Retrain staff and introduce technology where possible

With the rise of business, of course, there are labor challenges. “Swisotel was a quarantine hotel for three years. It took several months to recover it. There were times when no one was staying at the hotel, and we had good maintenance, cleaning and sanitizing extremely well.

“We had to retrain the team – they hadn’t registered customers properly for over two years – to restore their confidence in dealing with customers and not having to wear PPE equipment. We had to strengthen the team – we are now at 75% of the pre-Covid squad.

While it struggled to retain all staff during the pandemic, it had to make redundancies in October 2020. “We are grateful to the team members who have stayed with us throughout Covid. When you join hospitality, you have not signed up to wear PPE equipment. They showed great resilience and I’m proud of them,” Hanna said.

He introduced technology wherever possible to alleviate labor issues – online check-in and check-out, a robot in the restaurant reservation system to manage third-party reservations, so that a reservation of the Chope catering application, for example, enters the system directly without manual input; table tops; and in-room orders through the guest’s own device.

Regarding contactless orders and payments in restaurants, Hanna said, “We are looking into the matter. I feel like people are tired of scanning menus and we’ve gone back to physical menus.

A farm for all seasons and suites for gamers

The aquaponic farm serving its purpose during and after the pandemic

Its aquaponic farm, which has won the hotel several sustainability awards, has proven useful throughout the pandemic – it has been able to serve as an online supermarket, sell fresh produce and provide food to stressed guests. quarantine. “And now, with prices rising around the world, the truss makes even more sense in terms of price, durability and product quality,” Hanna said.

The farm now supplies up to 70% of the greens for hotels and its best-selling item at the Stamford Brasserie is a dish that combines fish and farm leaves. “It’s a great story, people find it fascinating that both are grown locally,” he said.

It also helps corporate customers whose first question is now: “what else are you doing for sustainability beyond phasing out plastic bottles?”

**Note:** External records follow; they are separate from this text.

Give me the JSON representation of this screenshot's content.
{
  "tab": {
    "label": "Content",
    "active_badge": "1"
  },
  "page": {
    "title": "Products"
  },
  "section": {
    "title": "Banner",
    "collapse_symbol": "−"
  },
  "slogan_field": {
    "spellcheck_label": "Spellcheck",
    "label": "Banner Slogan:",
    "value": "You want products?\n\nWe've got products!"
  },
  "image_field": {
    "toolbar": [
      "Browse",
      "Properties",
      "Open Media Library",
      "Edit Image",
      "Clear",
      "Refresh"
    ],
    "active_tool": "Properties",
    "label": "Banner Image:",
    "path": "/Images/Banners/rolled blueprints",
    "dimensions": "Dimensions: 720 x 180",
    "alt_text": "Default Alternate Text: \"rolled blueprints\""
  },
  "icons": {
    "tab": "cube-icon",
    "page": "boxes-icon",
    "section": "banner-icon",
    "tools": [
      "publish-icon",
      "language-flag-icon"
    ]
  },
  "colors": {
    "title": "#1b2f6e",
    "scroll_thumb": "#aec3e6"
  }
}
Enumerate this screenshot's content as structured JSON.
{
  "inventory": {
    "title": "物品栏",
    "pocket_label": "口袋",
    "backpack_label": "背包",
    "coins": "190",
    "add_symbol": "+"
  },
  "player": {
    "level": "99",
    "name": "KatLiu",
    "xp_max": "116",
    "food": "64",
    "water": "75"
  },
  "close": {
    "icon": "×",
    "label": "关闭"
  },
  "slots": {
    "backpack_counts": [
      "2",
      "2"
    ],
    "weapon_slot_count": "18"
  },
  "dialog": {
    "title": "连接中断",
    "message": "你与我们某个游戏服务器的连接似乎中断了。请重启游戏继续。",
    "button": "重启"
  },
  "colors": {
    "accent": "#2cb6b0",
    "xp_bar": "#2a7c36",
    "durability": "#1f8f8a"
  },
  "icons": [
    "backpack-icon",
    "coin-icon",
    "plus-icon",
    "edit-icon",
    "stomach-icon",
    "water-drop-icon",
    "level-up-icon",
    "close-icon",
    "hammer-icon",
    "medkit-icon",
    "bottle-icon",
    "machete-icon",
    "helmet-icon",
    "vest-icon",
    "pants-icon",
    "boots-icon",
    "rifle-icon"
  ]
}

During the pandemic, Hanna also set up a hybrid studio for events but that has since been dismantled “although we can bring it back at any time if a client requests it”.

However, he said, there is more push towards 100% physical events. Holding physical events also required relearning on both sides. “From the client’s perspective, the expectations are higher and there’s a lot more support because they haven’t hosted events in quite a while. Let’s just say that the communications are quite intensive ahead of the event these days. But during the events, people are just happy to get together.

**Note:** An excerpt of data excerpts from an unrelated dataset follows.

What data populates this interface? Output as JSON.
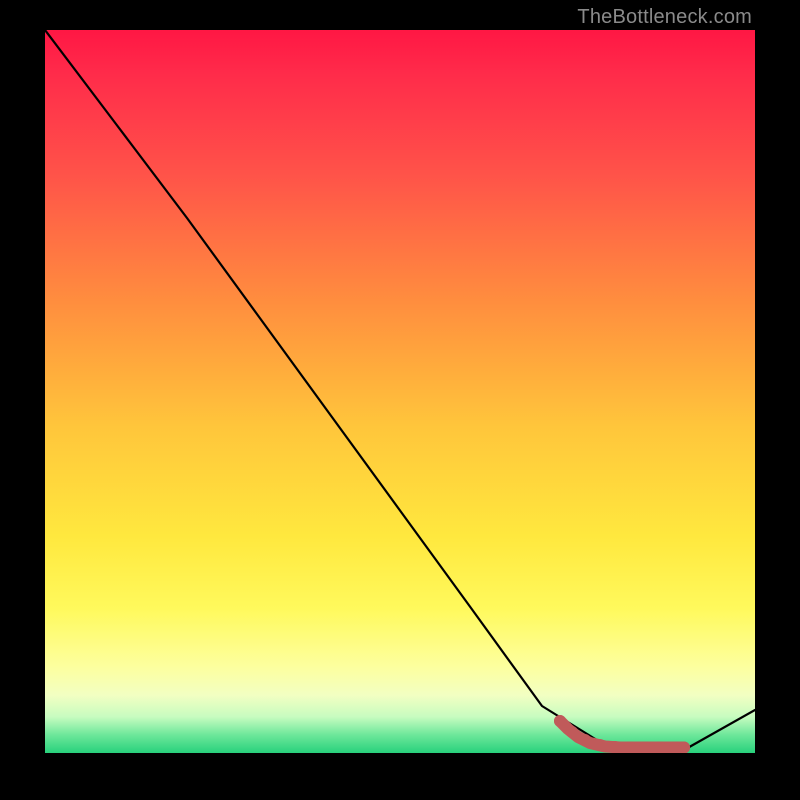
{
  "watermark": "TheBottleneck.com",
  "chart_data": {
    "type": "line",
    "title": "",
    "xlabel": "",
    "ylabel": "",
    "x": [
      0,
      1,
      2,
      3,
      4,
      5,
      6,
      7,
      8,
      9,
      10
    ],
    "series": [
      {
        "name": "black-line",
        "values_pct_of_height": [
          100,
          87,
          74,
          60.5,
          47,
          33.5,
          20,
          6.5,
          0.2,
          0.2,
          6
        ]
      }
    ],
    "highlight_segment": {
      "name": "optimal-range",
      "x_range": [
        7.25,
        9.0
      ],
      "y_pct": 0.8,
      "color": "#c05a5a"
    },
    "ylim_pct": [
      0,
      100
    ],
    "xlim": [
      0,
      10
    ],
    "note": "No visible axes, ticks, or numeric labels. Values are percentages of plot height read from pixel positions."
  }
}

The “themes” have also been a success at the property. Her CoComelon at Clove Restaurant is a hit with the kids and is constantly sold out, and her Hello Kitty High Tea is sold out. “I didn’t know how big Hello Kitty was until now,” Hanna laughed.

Luxury suites for gamers in partnership with Razer

To “own the gaming space” in the conference circuit, it has partnered with Razer, the global lifestyle brand for gamers, to create what it claims are the world’s first luxury gaming suites. world at Fairmont. It has transformed three suites into gamer-centric accommodations, complete with Razer gaming peripherals.

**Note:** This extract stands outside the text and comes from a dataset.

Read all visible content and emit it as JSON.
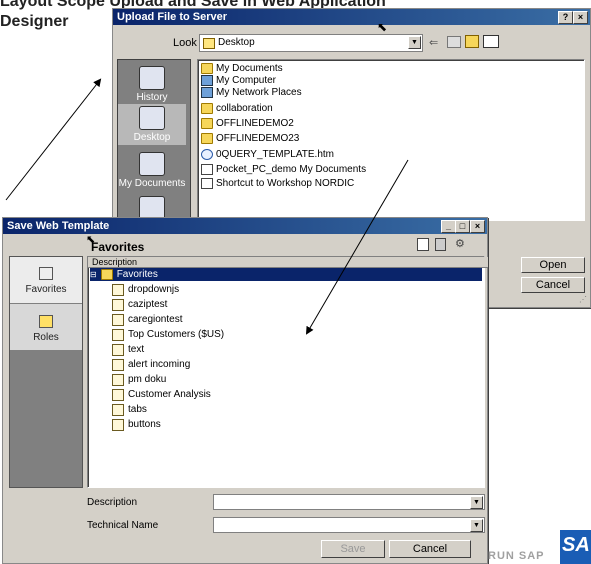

“After hosting ONE Esports Dota 2 Singapore Major last year, we thought about what else we could do to own this space – this niche and diverse gaming communities at a time when the game has permeated the mainstream. .”

As for all the national packages he’s created during the pandemic – Mancation, Mumcation, Hello Kitty Staycation, you name it – Hanna admitted: ‘Since the market opened up, they haven’t been as relevant . But we will keep them for the school holidays. With the way airline tickets are priced today, I think we’ll still see some decent staycation activity.

For now, the company has returned to 90% international business instead of 100% domestic – as it should be and just the way Hanna and her team love it.